Perhaps I would be happy if he`d offered a hug, but it SO difficult to know that it would made him very uncomfortable.. To overwhelming i guess, and unnatural with the sudden physical contact.(Its been over a year without it!) I want least of all to make him unconfortabel and shy.

One day- months ago- we arrived the office at the same time, it`s really a narrow aisle there, and when he hung up his jacket, We stood close- ad I felt the TENTION between us, as we both sort of knew that THIS is the closest we`ve ever stood! He smiled, and seemed a bit nerveous and shy about it. It was the sweetest moment, and wierd at the same time... I often go back to that memory.. Smiler
So I just wanted to give a little update on this. I asked T if the "physically more comfortable" comment was referring to touch, and he said "actually I meant if I could make the office more comfortable for you." (can you say awkward!) So just to embarrass myself a bit more I came out and asked "So would it be ok if I touched you?" (I have no idea where I got this sudden courage) to which he replied, "ummmm...probably?"

Then T went on to cite examples of what other patients needs were like-- for him to sit closer to them, or in another chair, etc...which just made feel like he was trying to change the subject.

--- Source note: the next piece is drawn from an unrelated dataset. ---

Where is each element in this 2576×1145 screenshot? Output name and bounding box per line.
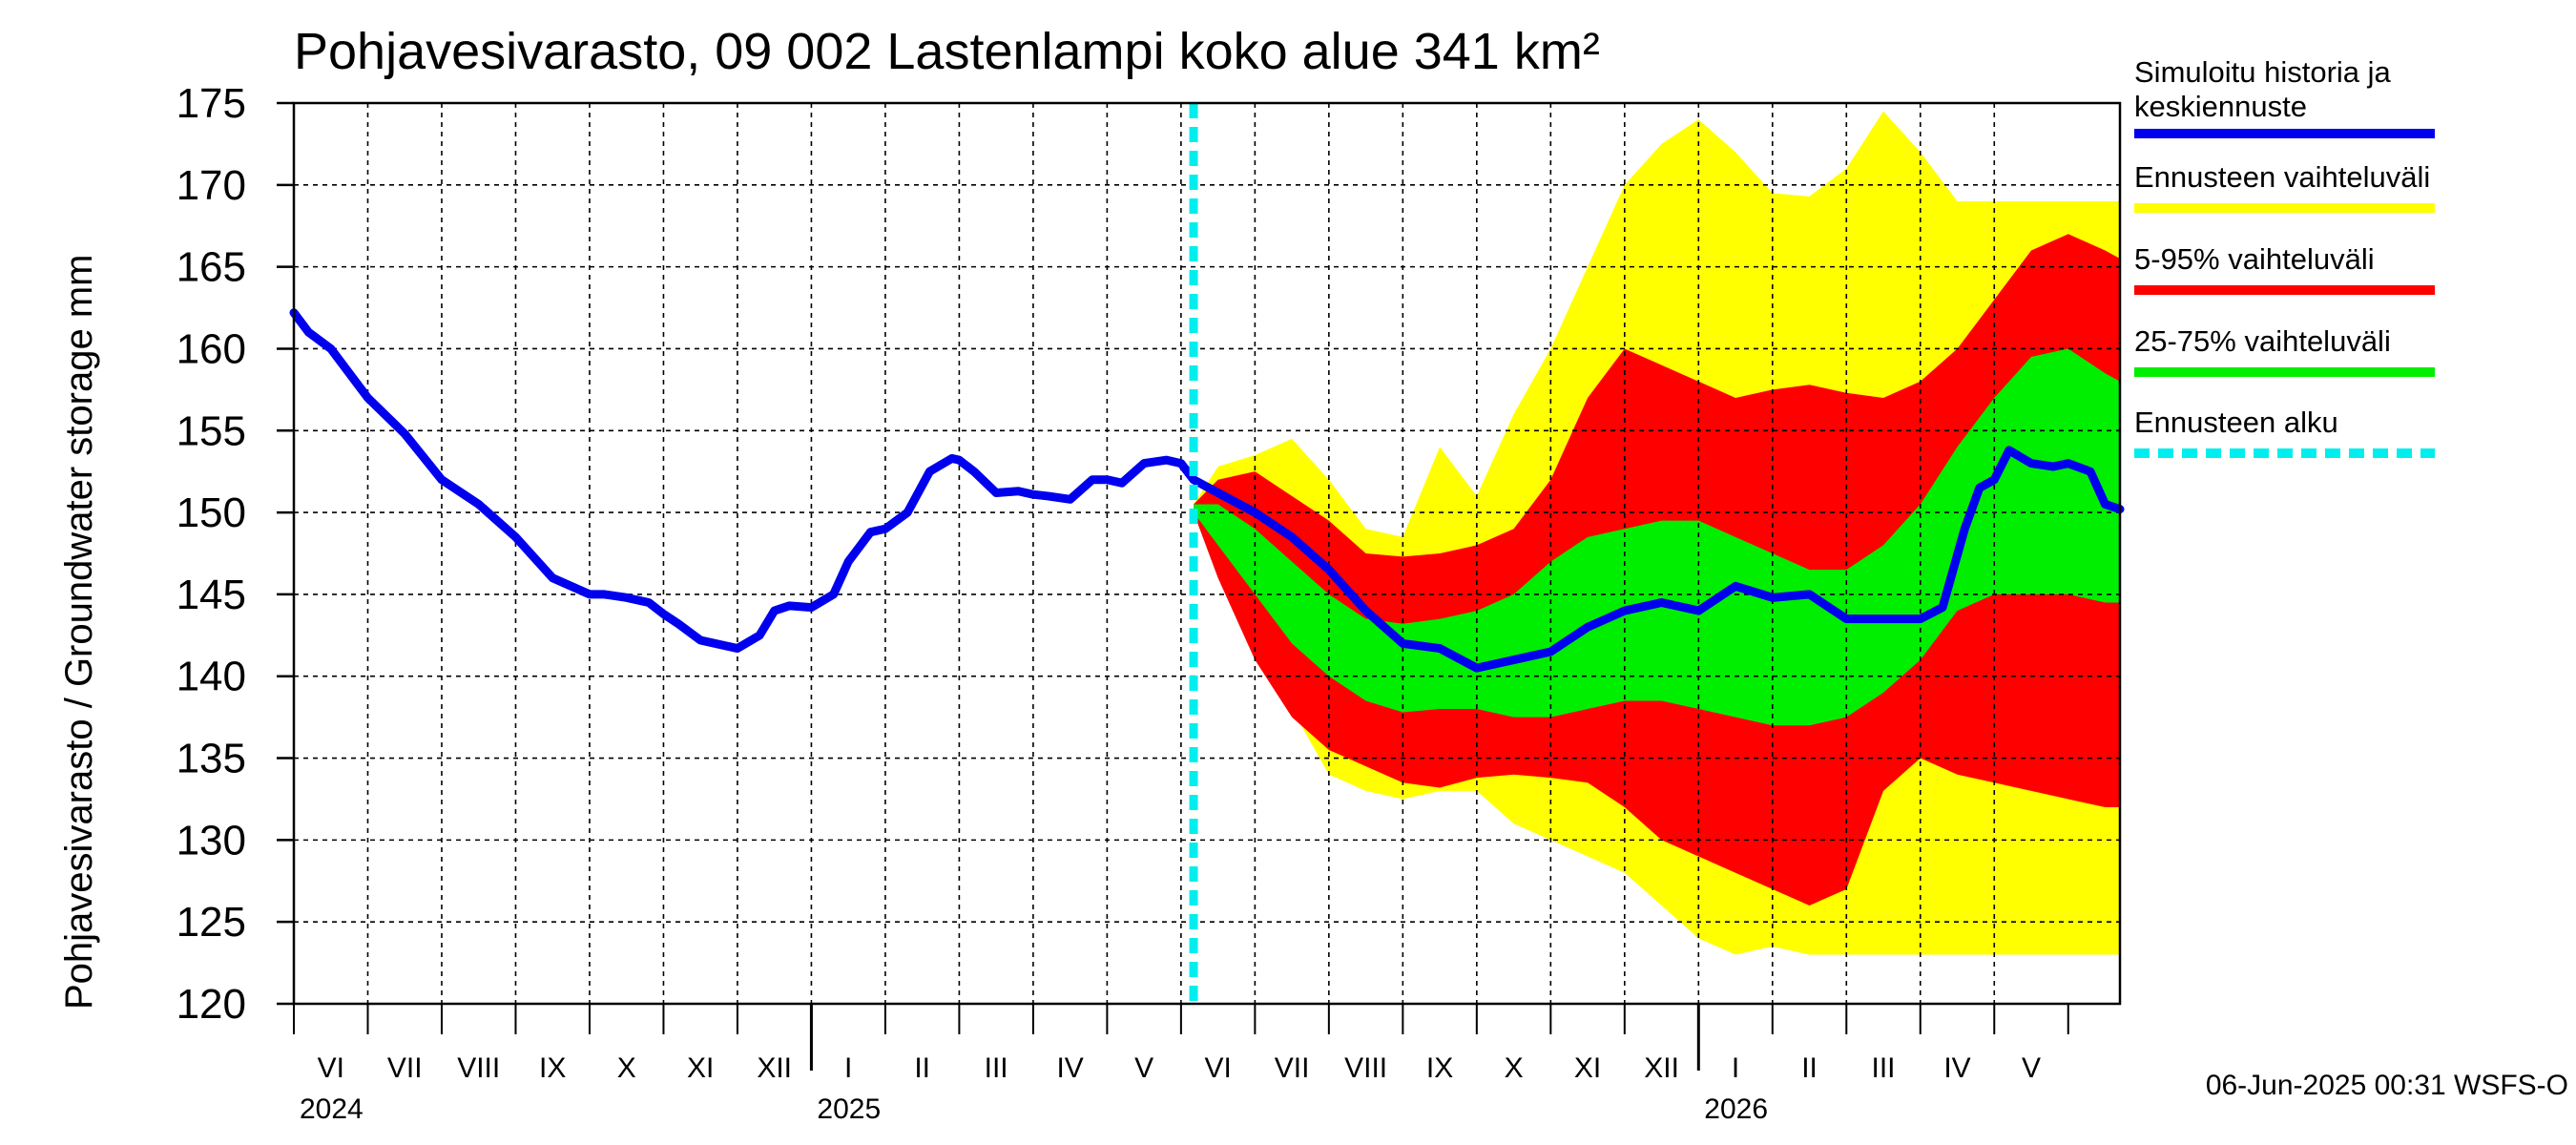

So I left the session feeling very embarrassed, discomfitted, awkward and without a direct answer to my question. Oh well, at least I asked.

WLOH
WLOH,

I thought he meant the office environment when I read the comment. I think his comments today were just to give you examples even though it felt evasive. Perhaps you can have another discussion about touch and give examples to him. Like, would you be ok with sitting next to me or holding my hand? I know it is a hard discussion to have.
I'm sorry you left the session feeling embarrassed and awkward.
strm, your commment...'Jill: You said: "i don't think i would get the necessary enjoyment and connection out of a 'paid' hug," I have to say that I have never felt like the physical comforting that I have received from my T is anything but genuine. Yes, I happen to be paying her, but I'm paying for her time. I honestly don't think that I have to pay her to care, I think she just does. I might be naive, but it has never felt like it was anything but heartfelt caring. It has been extremely healing and comforting, especially for the younger parts to have that safe physical touch and comfort.'


strm and others, that is just me. but keep in mind i haven't yet found a caring therapist. so, know my perspective. and t3 had offered a hug, but, i dunno, it was too early FOR her to care, so i knew it was a 'paid' hug.

i know y'all don't think i am trying to be insulting, just thought i would correct this if anyone took it that way.

and, i think back, t1, i know, did care about me. but he wouldn't have done it coz it just wouldn't have felt right for either of us.

interesting comments, i like your interpretation draggers...

one day i'll be able to chime in on this subject, i hope, with a different perspective!!
Jill,

I didn't take it as an insult and I understood where you were coming from. I just wanted to add that for me that it has never felt that way, but I suppose had it been offered too soon then I would have felt like it was a "paid" gesture or been very suspicious of her motives for sure!

I hope that you find what you are looking for in a T. That last T sounds like she was a mess!